Como ya anticiparon Mises, Hayek y otros economistas de la Escuela Austriaca, una sociedad sin precios libres de mercado esta condenada a la descoordinación social y, tarde o temprano, a la quiebra económica. La constatación empírica se puede encontrar en las repúblicas soviéticas y en todos aquellos países que han tratado de implantar regimenes socialistas dirigidos por burocracias estatales sin la coordinación libre y democrática de los precios de mercado.

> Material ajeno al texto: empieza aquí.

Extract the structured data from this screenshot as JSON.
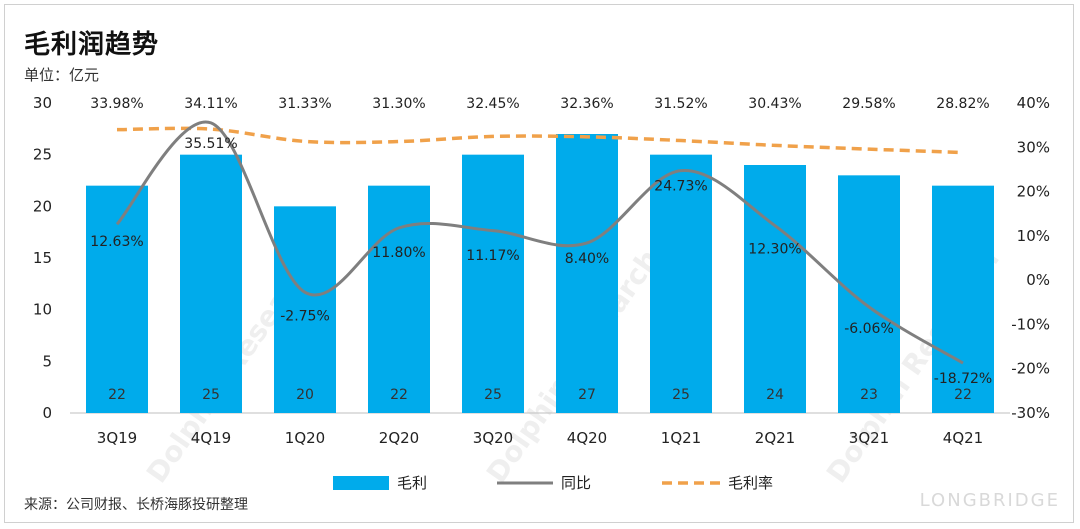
{
  "title": "毛利润趋势",
  "unit": "单位：亿元",
  "source": "来源：公司财报、长桥海豚投研整理",
  "watermark": "Dolphin Research",
  "watermark_brand": "LONGBRIDGE",
  "colors": {
    "bar": "#00ABEB",
    "yoy": "#7F7F7F",
    "margin": "#F0A14A"
  },
  "chart_data": {
    "type": "bar",
    "categories": [
      "3Q19",
      "4Q19",
      "1Q20",
      "2Q20",
      "3Q20",
      "4Q20",
      "1Q21",
      "2Q21",
      "3Q21",
      "4Q21"
    ],
    "ylim": [
      0,
      30
    ],
    "yticks": [
      0,
      5,
      10,
      15,
      20,
      25,
      30
    ],
    "y2lim": [
      -0.3,
      0.4
    ],
    "y2ticks": [
      "-30%",
      "-20%",
      "-10%",
      "0%",
      "10%",
      "20%",
      "30%",
      "40%"
    ],
    "series": [
      {
        "name": "毛利",
        "kind": "bar",
        "axis": "left",
        "values": [
          22,
          25,
          20,
          22,
          25,
          27,
          25,
          24,
          23,
          22
        ],
        "labels": [
          "22",
          "25",
          "20",
          "22",
          "25",
          "27",
          "25",
          "24",
          "23",
          "22"
        ]
      },
      {
        "name": "同比",
        "kind": "line",
        "axis": "right",
        "values": [
          0.1263,
          0.3551,
          -0.0275,
          0.118,
          0.1117,
          0.084,
          0.2473,
          0.123,
          -0.0606,
          -0.1872
        ],
        "labels": [
          "12.63%",
          "35.51%",
          "-2.75%",
          "11.80%",
          "11.17%",
          "8.40%",
          "24.73%",
          "12.30%",
          "-6.06%",
          "-18.72%"
        ]
      },
      {
        "name": "毛利率",
        "kind": "line-dashed",
        "axis": "right",
        "values": [
          0.3398,
          0.3411,
          0.3133,
          0.313,
          0.3245,
          0.3236,
          0.3152,
          0.3043,
          0.2958,
          0.2882
        ],
        "labels": [
          "33.98%",
          "34.11%",
          "31.33%",
          "31.30%",
          "32.45%",
          "32.36%",
          "31.52%",
          "30.43%",
          "29.58%",
          "28.82%"
        ]
      }
    ],
    "legend": "bottom"
  }
}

Valor y precio son, por tanto, cosas distintas aunque relacionadas. Y ya decía Antonio Machado: “es de necios confundir valor y precio”. Este dicho, quizá, debería estar escrito por todas partes y ser cantado en todo himno nacional. No confundir entre valor y precio permite, por ejemplo, resolver algunas paradojas. Uno puede tener poco dinero y ser muy “rico”, es decir, estar muy satisfecho, si su escala de valores está formada por bienes no negociables o, si son negociables, son también lo suficientemente abundantes o poco deseados como para que se puedan obtener a precios bajos. O uno puede ser pobre y poseer mucho dinero si lo que forma su escala de valores son bienes no negociables y todo lo piensa conseguir solo con dinero, o, si son negociables, son tan escasos y deseados que viva en un “quiero y no puedo”.

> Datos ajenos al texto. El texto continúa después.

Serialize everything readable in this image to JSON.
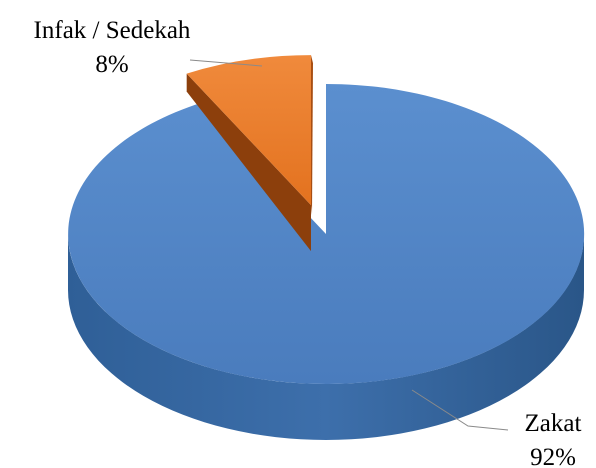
{
  "chart_data": {
    "type": "pie",
    "style": "3d-exploded",
    "slices": [
      {
        "name": "Zakat",
        "value": 92,
        "value_label": "92%",
        "color": "#4F81BD"
      },
      {
        "name": "Infak / Sedekah",
        "value": 8,
        "value_label": "8%",
        "color": "#ED7D31"
      }
    ],
    "legend": "none",
    "data_labels": "outside-with-leader-lines"
  }
}
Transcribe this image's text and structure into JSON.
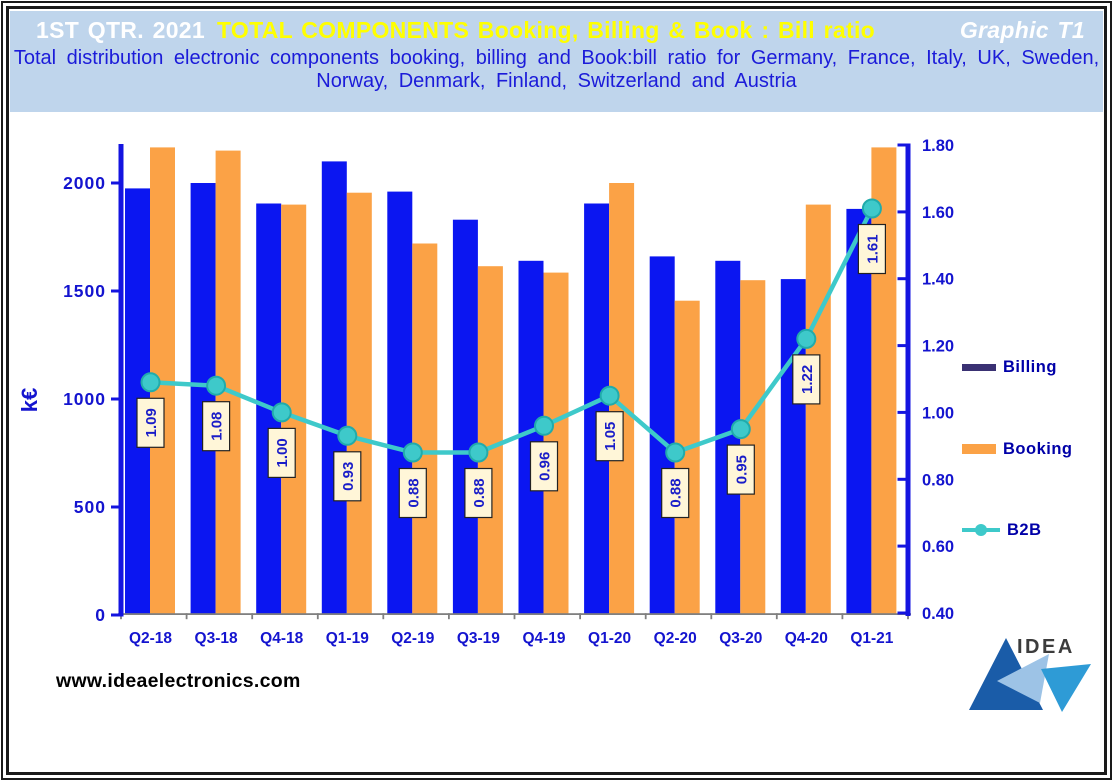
{
  "header": {
    "title_prefix": "1ST QTR. 2021",
    "title_main": "TOTAL COMPONENTS  Booking, Billing  & Book : Bill ratio",
    "title_right": "Graphic T1",
    "subtitle_line1": "Total distribution electronic components booking, billing and Book:bill ratio for Germany, France, Italy, UK, Sweden,",
    "subtitle_line2": "Norway, Denmark, Finland, Switzerland and Austria"
  },
  "legend": {
    "items": [
      {
        "label": "Billing",
        "swatch_color": "#3A3173",
        "type": "bar"
      },
      {
        "label": "Booking",
        "swatch_color": "#FBA246",
        "type": "bar"
      },
      {
        "label": "B2B",
        "swatch_color": "#3EC9CA",
        "type": "line"
      }
    ]
  },
  "footer": {
    "website": "www.ideaelectronics.com",
    "logo_text": "IDEA"
  },
  "chart_data": {
    "type": "bar",
    "subtype": "grouped-bars-with-line-overlay",
    "categories": [
      "Q2-18",
      "Q3-18",
      "Q4-18",
      "Q1-19",
      "Q2-19",
      "Q3-19",
      "Q4-19",
      "Q1-20",
      "Q2-20",
      "Q3-20",
      "Q4-20",
      "Q1-21"
    ],
    "series": [
      {
        "name": "Billing",
        "type": "bar",
        "axis": "left",
        "color": "#0B16F1",
        "values": [
          1975,
          2000,
          1905,
          2100,
          1960,
          1830,
          1640,
          1905,
          1660,
          1640,
          1555,
          1880
        ]
      },
      {
        "name": "Booking",
        "type": "bar",
        "axis": "left",
        "color": "#FBA246",
        "values": [
          2165,
          2150,
          1900,
          1955,
          1720,
          1615,
          1585,
          2000,
          1455,
          1550,
          1900,
          2165
        ]
      },
      {
        "name": "B2B",
        "type": "line",
        "axis": "right",
        "color": "#3EC9CA",
        "marker": "circle",
        "values": [
          1.09,
          1.08,
          1.0,
          0.93,
          0.88,
          0.88,
          0.96,
          1.05,
          0.88,
          0.95,
          1.22,
          1.61
        ]
      }
    ],
    "left_axis": {
      "label": "k€",
      "ticks": [
        0,
        500,
        1000,
        1500,
        2000
      ],
      "range": [
        0,
        2200
      ],
      "color": "#1414E0"
    },
    "right_axis": {
      "label": "",
      "ticks": [
        "0.40",
        "0.60",
        "0.80",
        "1.00",
        "1.20",
        "1.40",
        "1.60",
        "1.80"
      ],
      "range": [
        0.4,
        1.8
      ],
      "color": "#1414E0"
    },
    "point_labels_series": "B2B",
    "point_label_box": {
      "fill": "#FFF6D8",
      "border": "#222222",
      "text_color": "#1A1DC8"
    },
    "grid": false,
    "legend_position": "right"
  }
}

Quien confunde valor y precio está condenado a ver toda su vida de forma distorsionada, no a través de su escala personal y subjetiva de valores, sino a través de la herramienta social de intercambio que son los precios. Así, un ejecutivo de éxito que valorase las cosas por su precio de mercado, consideraría absurdo quedarse a hacer los deberes con su hijo. Podría encontrar en el mercado un profesor que lo haría cobrando menos de lo que podría ganar él en ese tiempo. ¿Cuál es el valor de la clase con un hijo y cuál es su precio?

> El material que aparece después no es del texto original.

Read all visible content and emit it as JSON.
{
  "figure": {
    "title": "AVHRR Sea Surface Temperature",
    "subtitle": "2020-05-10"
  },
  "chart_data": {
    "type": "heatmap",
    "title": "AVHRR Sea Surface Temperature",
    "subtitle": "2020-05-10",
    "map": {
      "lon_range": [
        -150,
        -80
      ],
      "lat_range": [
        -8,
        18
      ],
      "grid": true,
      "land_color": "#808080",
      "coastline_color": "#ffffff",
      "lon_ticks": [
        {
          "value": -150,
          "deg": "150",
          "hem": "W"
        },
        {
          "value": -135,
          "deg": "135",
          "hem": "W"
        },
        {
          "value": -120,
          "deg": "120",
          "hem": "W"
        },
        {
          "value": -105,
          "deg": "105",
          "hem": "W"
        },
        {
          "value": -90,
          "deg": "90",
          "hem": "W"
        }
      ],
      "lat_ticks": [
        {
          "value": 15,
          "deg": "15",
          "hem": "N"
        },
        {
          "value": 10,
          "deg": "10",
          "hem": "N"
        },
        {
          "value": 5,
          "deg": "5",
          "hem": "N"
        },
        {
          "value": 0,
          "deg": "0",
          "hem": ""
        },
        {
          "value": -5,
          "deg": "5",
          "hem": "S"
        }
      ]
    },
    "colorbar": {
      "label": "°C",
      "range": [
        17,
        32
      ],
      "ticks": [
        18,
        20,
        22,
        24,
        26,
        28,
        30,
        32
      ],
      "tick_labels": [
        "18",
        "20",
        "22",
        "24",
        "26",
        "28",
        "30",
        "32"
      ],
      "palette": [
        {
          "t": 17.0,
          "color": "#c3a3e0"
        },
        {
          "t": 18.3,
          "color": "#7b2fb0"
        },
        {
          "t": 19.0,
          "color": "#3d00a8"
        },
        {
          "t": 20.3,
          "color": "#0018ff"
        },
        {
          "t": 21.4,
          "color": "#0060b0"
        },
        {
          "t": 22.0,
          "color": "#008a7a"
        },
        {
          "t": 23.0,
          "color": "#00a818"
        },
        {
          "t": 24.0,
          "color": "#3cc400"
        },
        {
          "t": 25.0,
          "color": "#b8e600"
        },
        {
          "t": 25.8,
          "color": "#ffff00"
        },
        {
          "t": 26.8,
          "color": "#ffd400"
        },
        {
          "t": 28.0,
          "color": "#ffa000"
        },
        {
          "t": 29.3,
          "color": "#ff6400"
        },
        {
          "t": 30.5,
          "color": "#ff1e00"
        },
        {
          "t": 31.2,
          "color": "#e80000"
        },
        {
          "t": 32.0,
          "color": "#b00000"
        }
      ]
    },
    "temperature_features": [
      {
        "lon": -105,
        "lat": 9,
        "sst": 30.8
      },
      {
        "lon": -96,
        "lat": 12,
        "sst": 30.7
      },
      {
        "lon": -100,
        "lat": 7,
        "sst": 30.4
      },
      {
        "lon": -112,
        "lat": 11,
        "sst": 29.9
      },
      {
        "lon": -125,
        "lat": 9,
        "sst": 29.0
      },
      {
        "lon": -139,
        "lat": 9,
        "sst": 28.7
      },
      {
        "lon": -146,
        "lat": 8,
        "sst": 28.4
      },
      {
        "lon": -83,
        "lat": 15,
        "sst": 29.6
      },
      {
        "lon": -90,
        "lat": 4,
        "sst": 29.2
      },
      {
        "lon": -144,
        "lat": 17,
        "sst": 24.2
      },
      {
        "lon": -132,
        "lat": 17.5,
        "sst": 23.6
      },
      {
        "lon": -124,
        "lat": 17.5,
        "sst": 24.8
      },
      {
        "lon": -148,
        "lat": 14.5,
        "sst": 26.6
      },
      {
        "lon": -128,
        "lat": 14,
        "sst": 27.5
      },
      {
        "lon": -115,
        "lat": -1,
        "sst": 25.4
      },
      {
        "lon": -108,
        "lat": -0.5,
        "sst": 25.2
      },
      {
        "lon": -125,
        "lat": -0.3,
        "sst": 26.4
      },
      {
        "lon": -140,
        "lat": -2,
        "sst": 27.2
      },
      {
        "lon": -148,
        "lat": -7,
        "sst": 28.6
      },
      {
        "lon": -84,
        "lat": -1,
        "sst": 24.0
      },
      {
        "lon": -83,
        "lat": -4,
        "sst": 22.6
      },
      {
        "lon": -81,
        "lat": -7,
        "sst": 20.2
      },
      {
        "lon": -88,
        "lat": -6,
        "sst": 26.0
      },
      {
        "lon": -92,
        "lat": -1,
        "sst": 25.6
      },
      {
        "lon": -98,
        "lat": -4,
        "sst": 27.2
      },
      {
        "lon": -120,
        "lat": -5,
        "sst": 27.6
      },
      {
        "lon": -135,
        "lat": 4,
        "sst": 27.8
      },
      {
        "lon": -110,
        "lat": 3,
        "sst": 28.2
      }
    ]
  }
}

Como cristianos sabemos que cualquier actividad insignificante y rutinaria, pero hecha ante todo por amor a Dios, tiene un valor infinito que los precios, como expresión de la abundancia o escasez de una economía, no son capaces de reflejar. El don de Dios es gracia, es gratis, sobreabunda, y más donde abunda el mal. ¡Cuántas cosas hay gratis y con valor infinito! Todo depende de la escala de valores de cada uno para saberlas disfrutar.
Quien ve su vida distorsionada por la herramienta de coordinación social que son los precios, dejará de valorar lo que no tenga precio de mercado. Un paseo por la montaña no tendría valor, salvo que ese paseo tenga un precio alto de mercado. ¿Cuál fue el valor para los videntes de Medjugorie de aquel paseo que dieron por la montaña de su pueblo en junio de 1981?
Se podría ir incluso más allá. Cuando uno tiene una visión de la vida distorsionada por los precios y pierde todo su dinero, su poder de puja en el mecanismo de precios, puede caer en la desesperación de pensar que su vida ha perdido todo su valor. El demonio es maestro en aprovechar y promover desesperaciones. Entonces, en algunos casos puede llegar a ser suicida confundir valor y precio.